Answer: In 1 Peter 2:5 Peter tells his readers that they are being built up as a spiritual house. He explains that they are individually living stones and together those stones are being made into a house. By using the word spiritual, Peter helps his readers know he is not talking about a literal, physical house; rather, God is doing something spiritual with these people, not only individually but also in community. These are not inanimate stones; these stones have life. Together they are being built into a spiritual house.

In Romans 8:9 Paul introduces a concept similar to Peter’s assertion that believers are being built up as a spiritual house. Paul explains that the Spirit of Christ (the Holy Spirit) lives in every believer. Paul also illustrates the growth of believers together by describing them as a whole building that is being fitted together and growing into a holy temple in the Lord (Ephesians 2:21). These illustrations are not designed simply to convey growth into a building—the building is a specific kind of building and has an important purpose. The building is a temple (Ephesians 2:22). In the Old Testament, the temple was designed to be that place where God would meet humanity. It was the house of God (see, for example, the references to the temple as the house of God in 1 and 2 Chronicles). Paul explains that this house of God’s own possession is actually the dwelling place of God. Believers are being built together into a dwelling of God the Holy Spirit (Ephesians 2:22). Because God is Spirit (John 4:24), it makes perfect sense that His dwelling would be a spiritual dwelling, and He lives in believers through the Holy Spirit.

Both Peter and Paul are helping us understand some key implications of our being built up as a spiritual house. First, we are all recipients of God’s grace—while we were dead in sins, God made us alive (Ephesians 2:4–10). Second, because we are all given life by Him, we have equality—we are all living stones who have been made alive in Christ by faith, and in whom the Holy Spirit lives. Third, we have unity because of who God has made us to be (Ephesians 4:3). Because He made us alive and He made us to be one in the body of Christ, we have peace with God (Romans 5:1) and with each other.

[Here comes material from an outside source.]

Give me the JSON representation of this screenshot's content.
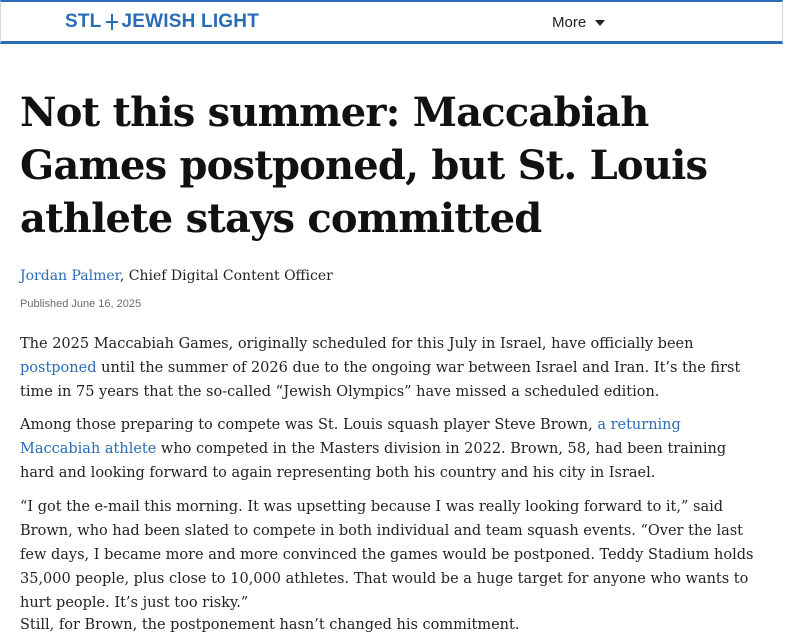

The purpose of our being built up as a spiritual house is to form a collective priesthood that is continually offering spiritual sacrifices to God (1 Peter 2:5). But what are the sacrifices that this spiritual house, this priesthood, is bringing to God? Peter doesn’t specify beyond his exhortation that believers live holy lives (1 Peter 1:14–16) and that the sacrifices are spiritual. Paul uses the same terminology of “sacrifice” in Romans 12:1, affirming that, because of the mercies of God, believers should present their bodies a living and holy sacrifice. How wonderful that we are spiritual beings, given new spiritual life and growing up together into a spiritual dwelling of God—and yet, in His grace God allows us to do things of spiritual value with our physical bodies.

What we do with our bodies matters to God, and we can use those bodies to honor our Creator. In doing that, we can keep our behavior “excellent” (1 Peter 2:12, NASB). There is nothing mystical or mysterious about this idea—we are simply designed to use the physical tools God has given us for the purposes for which He has built us. And when we understand that we are designed as a spiritual house and that God lives in us, then we understand that worshipping God means using our bodies to honor and serve Him.